Air Astana has issued Airbus and Boeing with a request for proposals to provide new-generation narrowbodies for nascent low-cost unit FlyArystan.

At a media briefing today in Astana today, the Kazakhstan carrier's chief executive Peter Foster said the airline was considering either the A320neo or 737 Max for the new unit, set to begin operations in the first half of 2019. He did not divulge the number of aircraft being sought.

FlyArystan is scheduled to start flights with four A320ceos provided by Air Astana, but Foster says there is no reason that those aircraft could not be returned to the parent airline if Boeing was chosen through the RFP process, programmed to conclude in the first quarter of 2019.

"We obviously have high hopes for the low-cost airline, and we think it's right to evaluate both manufacturers at the inception of the carrier," he adds.

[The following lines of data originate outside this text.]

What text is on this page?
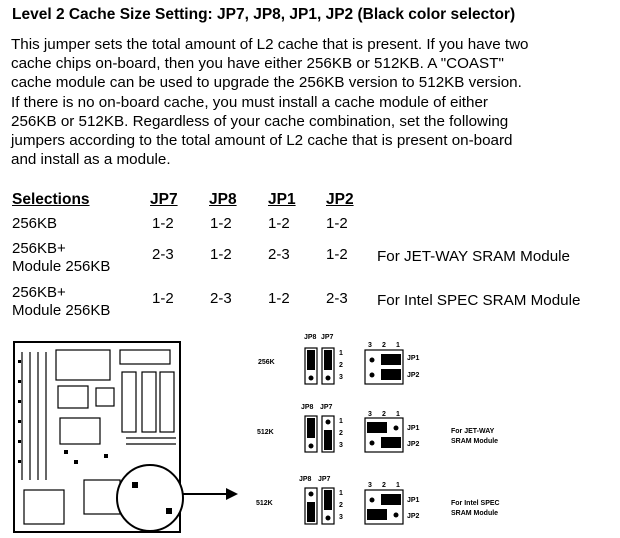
Level 2 Cache Size Setting: JP7, JP8, JP1, JP2 (Black color selector)
This jumper sets the total amount of L2 cache that is present. If you have two
cache chips on-board, then you have either 256KB or 512KB. A "COAST"
cache module can be used to upgrade the 256KB version to 512KB version.
If there is no on-board cache, you must install a cache module of either
256KB or 512KB. Regardless of your cache combination, set the following
jumpers according to the total amount of L2 cache that is present on-board
and install as a module.
Selections	JP7 JP8 JP1 JP2
256KB	1-2 1-2 1-2 1-2
256KB+
Module 256KB
2-3 1-2 2-3 1-2 For JET-WAY SRAM Module
256KB+
Module 256KB
1-2 2-3 1-2 2-3 For Intel SPEC SRAM Module
JP8 JP7
256K
3 2 1
1
2
3
JP1
JP2
JP8 JP7
512K
3 2 1
1
2
3
JP1
JP2
For JET-WAY
SRAM Module
JP8 JP7
512K
3 2 1
1
2
3
JP1
JP2
For Intel SPEC
SRAM Module
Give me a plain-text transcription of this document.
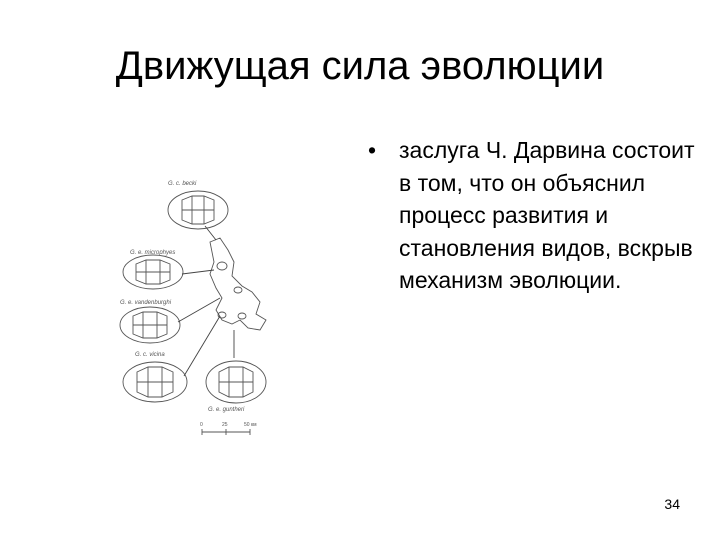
Движущая сила эволюции
G. c. becki
G. e. microphyes
G. e. vandenburghi
G. c. vicina
G. e. guntheri
0	25	50 км
• заслуга Ч. Дарвина состоит в том, что он объяснил процесс развития и становления видов, вскрыв механизм эволюции.
34
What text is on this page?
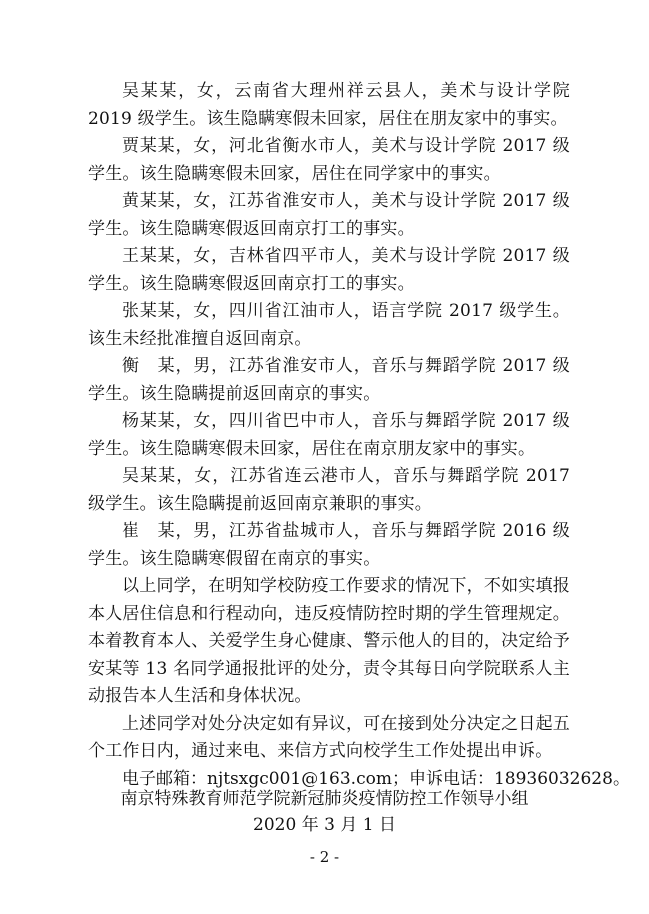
吴某某，女，云南省大理州祥云县人，美术与设计学院 2019 级学生。该生隐瞒寒假未回家，居住在朋友家中的事实。

贾某某，女，河北省衡水市人，美术与设计学院 2017 级学生。该生隐瞒寒假未回家，居住在同学家中的事实。

黄某某，女，江苏省淮安市人，美术与设计学院 2017 级学生。该生隐瞒寒假返回南京打工的事实。

王某某，女，吉林省四平市人，美术与设计学院 2017 级学生。该生隐瞒寒假返回南京打工的事实。

张某某，女，四川省江油市人，语言学院 2017 级学生。该生未经批准擅自返回南京。

衡　某，男，江苏省淮安市人，音乐与舞蹈学院 2017 级学生。该生隐瞒提前返回南京的事实。

杨某某，女，四川省巴中市人，音乐与舞蹈学院 2017 级学生。该生隐瞒寒假未回家，居住在南京朋友家中的事实。

吴某某，女，江苏省连云港市人，音乐与舞蹈学院 2017 级学生。该生隐瞒提前返回南京兼职的事实。

崔　某，男，江苏省盐城市人，音乐与舞蹈学院 2016 级学生。该生隐瞒寒假留在南京的事实。

以上同学，在明知学校防疫工作要求的情况下，不如实填报本人居住信息和行程动向，违反疫情防控时期的学生管理规定。本着教育本人、关爱学生身心健康、警示他人的目的，决定给予安某等 13 名同学通报批评的处分，责令其每日向学院联系人主动报告本人生活和身体状况。

上述同学对处分决定如有异议，可在接到处分决定之日起五个工作日内，通过来电、来信方式向校学生工作处提出申诉。

电子邮箱：njtsxgc001@163.com；申诉电话：18936032628。

南京特殊教育师范学院新冠肺炎疫情防控工作领导小组
2020 年 3 月 1 日
- 2 -
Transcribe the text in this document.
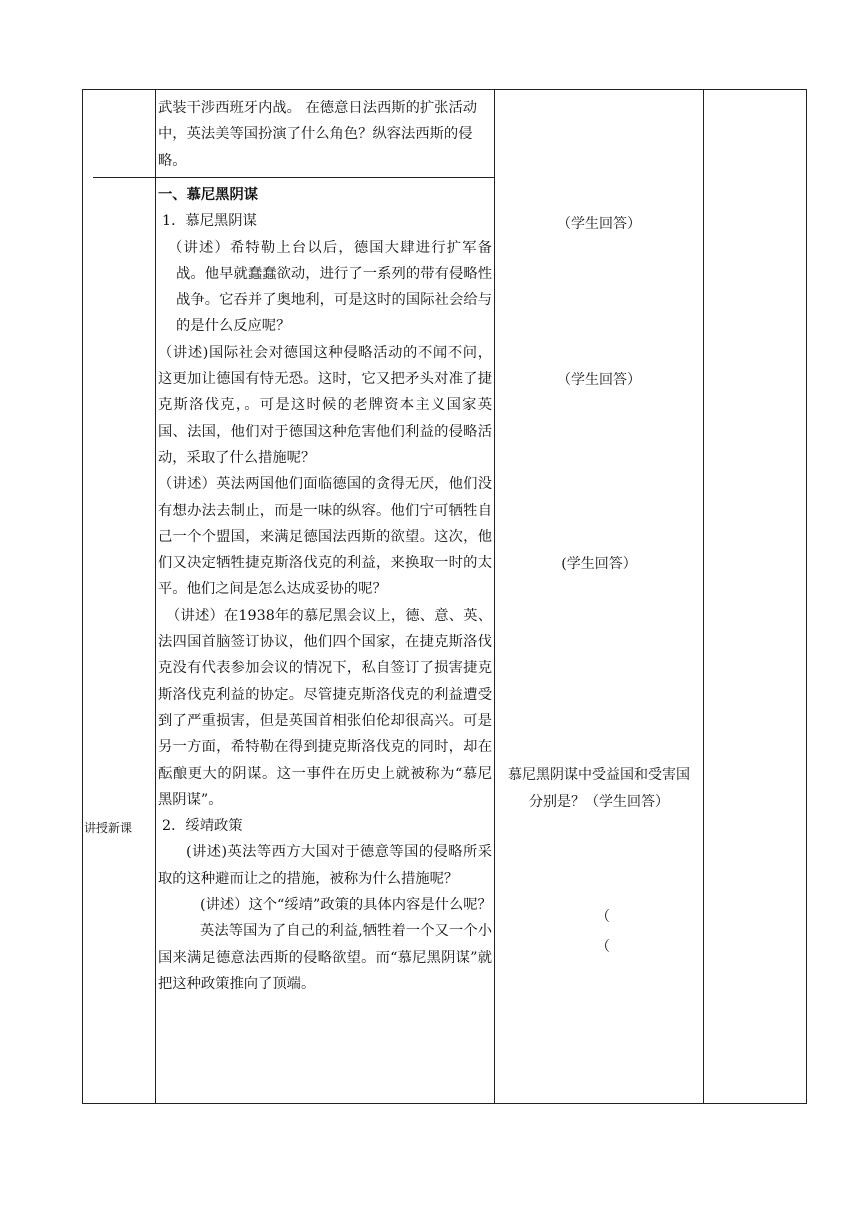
武装干涉西班牙内战。 在德意日法西斯的扩张活动

中，英法美等国扮演了什么角色？纵容法西斯的侵

略。

讲授新课

一、慕尼黑阴谋

1．慕尼黑阴谋

（讲述）希特勒上台以后，德国大肆进行扩军备战。他早就蠢蠢欲动，进行了一系列的带有侵略性战争。它吞并了奥地利，可是这时的国际社会给与的是什么反应呢？

（讲述)国际社会对德国这种侵略活动的不闻不问，这更加让德国有恃无恐。这时，它又把矛头对准了捷克斯洛伐克，。可是这时候的老牌资本主义国家英国、法国，他们对于德国这种危害他们利益的侵略活动，采取了什么措施呢？

（讲述）英法两国他们面临德国的贪得无厌，他们没有想办法去制止，而是一味的纵容。他们宁可牺牲自己一个个盟国，来满足德国法西斯的欲望。这次，他们又决定牺牲捷克斯洛伐克的利益，来换取一时的太平。他们之间是怎么达成妥协的呢？

（讲述）在1938年的慕尼黑会议上，德、意、英、法四国首脑签订协议，他们四个国家，在捷克斯洛伐克没有代表参加会议的情况下，私自签订了损害捷克斯洛伐克利益的协定。尽管捷克斯洛伐克的利益遭受到了严重损害，但是英国首相张伯伦却很高兴。可是另一方面，希特勒在得到捷克斯洛伐克的同时，却在酝酿更大的阴谋。这一事件在历史上就被称为“慕尼黑阴谋”。

2．绥靖政策

(讲述)英法等西方大国对于德意等国的侵略所采取的这种避而让之的措施，被称为什么措施呢？

(讲述）这个“绥靖”政策的具体内容是什么呢？

英法等国为了自己的利益,牺牲着一个又一个小国来满足德意法西斯的侵略欲望。而“慕尼黑阴谋”就把这种政策推向了顶端。

（学生回答）
（学生回答）
(学生回答）
慕尼黑阴谋中受益国和受害国
分别是？（学生回答）
（
（
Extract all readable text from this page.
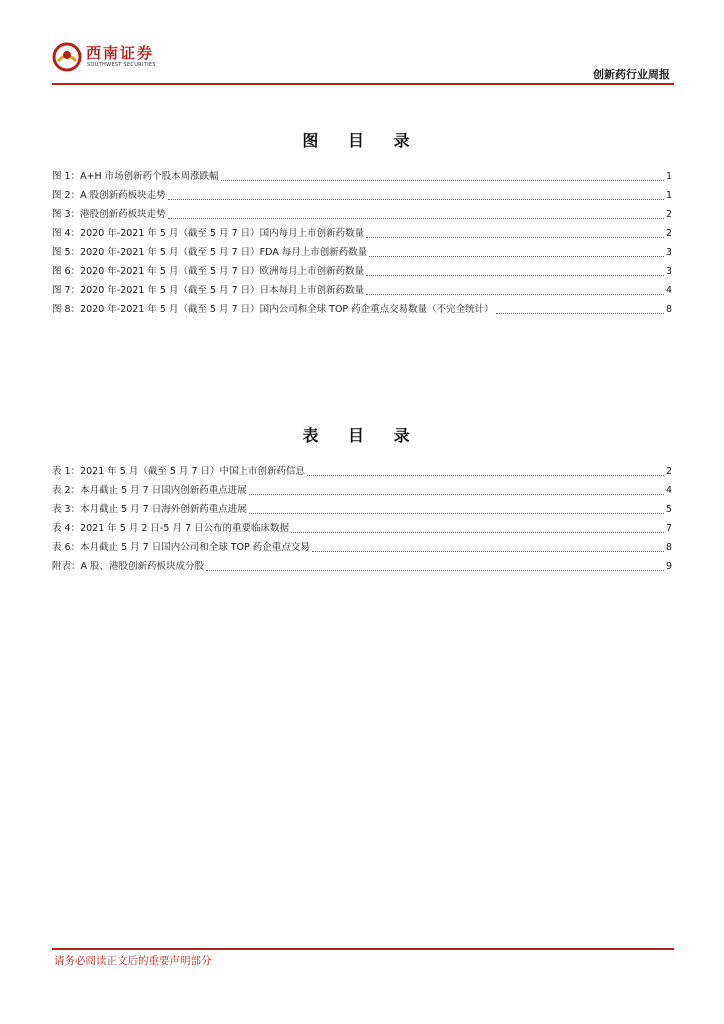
西南证券
SOUTHWEST SECURITIES
创新药行业周报
图 目 录
图 1：A+H 市场创新药个股本周涨跌幅	1
图 2：A 股创新药板块走势	1
图 3：港股创新药板块走势	2
图 4：2020 年-2021 年 5 月（截至 5 月 7 日）国内每月上市创新药数量	2
图 5：2020 年-2021 年 5 月（截至 5 月 7 日）FDA 每月上市创新药数量	3
图 6：2020 年-2021 年 5 月（截至 5 月 7 日）欧洲每月上市创新药数量	3
图 7：2020 年-2021 年 5 月（截至 5 月 7 日）日本每月上市创新药数量	4
图 8：2020 年-2021 年 5 月（截至 5 月 7 日）国内公司和全球 TOP 药企重点交易数量（不完全统计）	8
表 目 录
表 1：2021 年 5 月（截至 5 月 7 日）中国上市创新药信息	2
表 2：本月截止 5 月 7 日国内创新药重点进展	4
表 3：本月截止 5 月 7 日海外创新药重点进展	5
表 4：2021 年 5 月 2 日-5 月 7 日公布的重要临床数据	7
表 6：本月截止 5 月 7 日国内公司和全球 TOP 药企重点交易	8
附表：A 股、港股创新药板块成分股	9
请务必阅读正文后的重要声明部分
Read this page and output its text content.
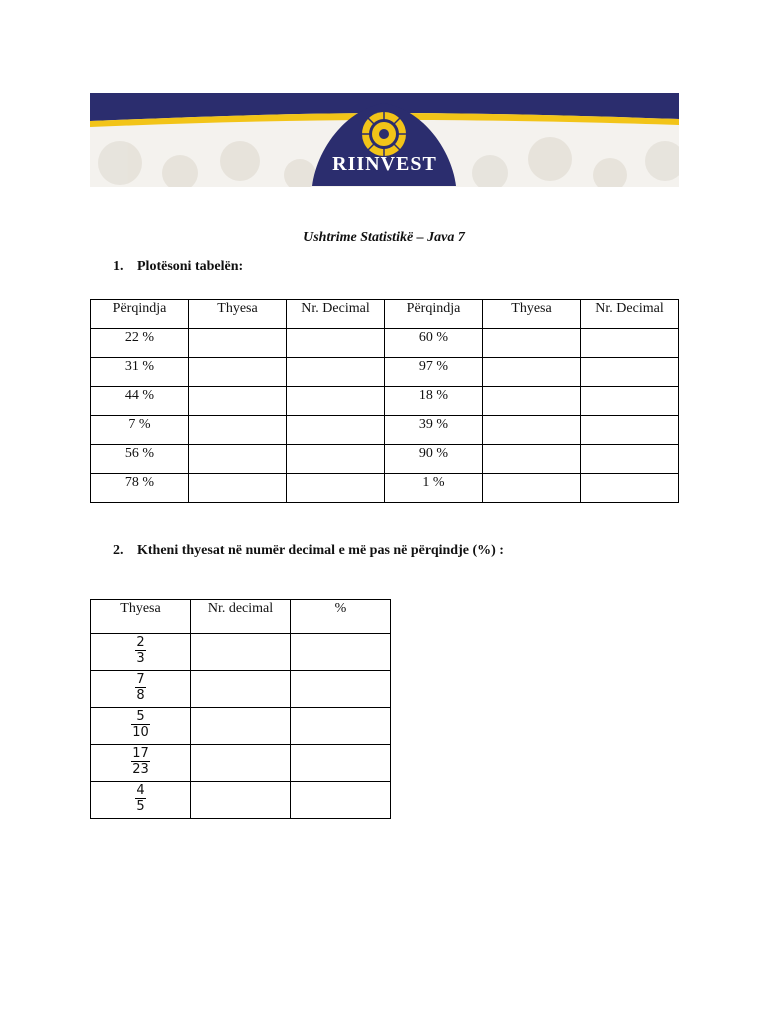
RIINVEST
Ushtrime Statistikë – Java 7
1. Plotësoni tabelën:
Përqindja	Thyesa	Nr. Decimal	Përqindja	Thyesa	Nr. Decimal
22 %			60 %		
31 %			97 %		
44 %			18 %		
7 %			39 %		
56 %			90 %		
78 %			1 %		
2. Ktheni thyesat në numër decimal e më pas në përqindje (%) :
Thyesa	Nr. decimal	%

$\frac{2}{3}$

$\frac{7}{8}$

$\frac{5}{10}$

$\frac{17}{23}$

$\frac{4}{5}$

Foster does not divulge the routes that FlyArystan is set to operate, but does say that within two years it will have a "very extensive" domestic network from four bases in Kazakhstan. One of these will be in the south of the country, one in the west, and the other two "in and around where we live and where we sit" – a reference to Astana and Almaty.

He says Air Astana has taken a "strategic and management decision" to allow the low-cost airline to develop "in isolation", because there have been too many examples of parent carriers interfering in their low-cost subsidiaries.

FlyArystan will seek to operate early flights, at a high frequency, with quick turnarounds, adhering to a "classic" low-cost model, says Foster.

He sees "absolutely no reason" to confine the new unit within the borders of Kazakhstan. He also acknowledges that the business model accepts some "cannibalisation" of Air Astana's existing traffic.

Kazakhstan and the wider Central Asian region has been a "low-cost free zone" for many years, notes Foster, but this was "never going to remain so", he adds, noting the encroachment of competition from the likes of Wizz Air, Pobeda and Gulf budget carriers.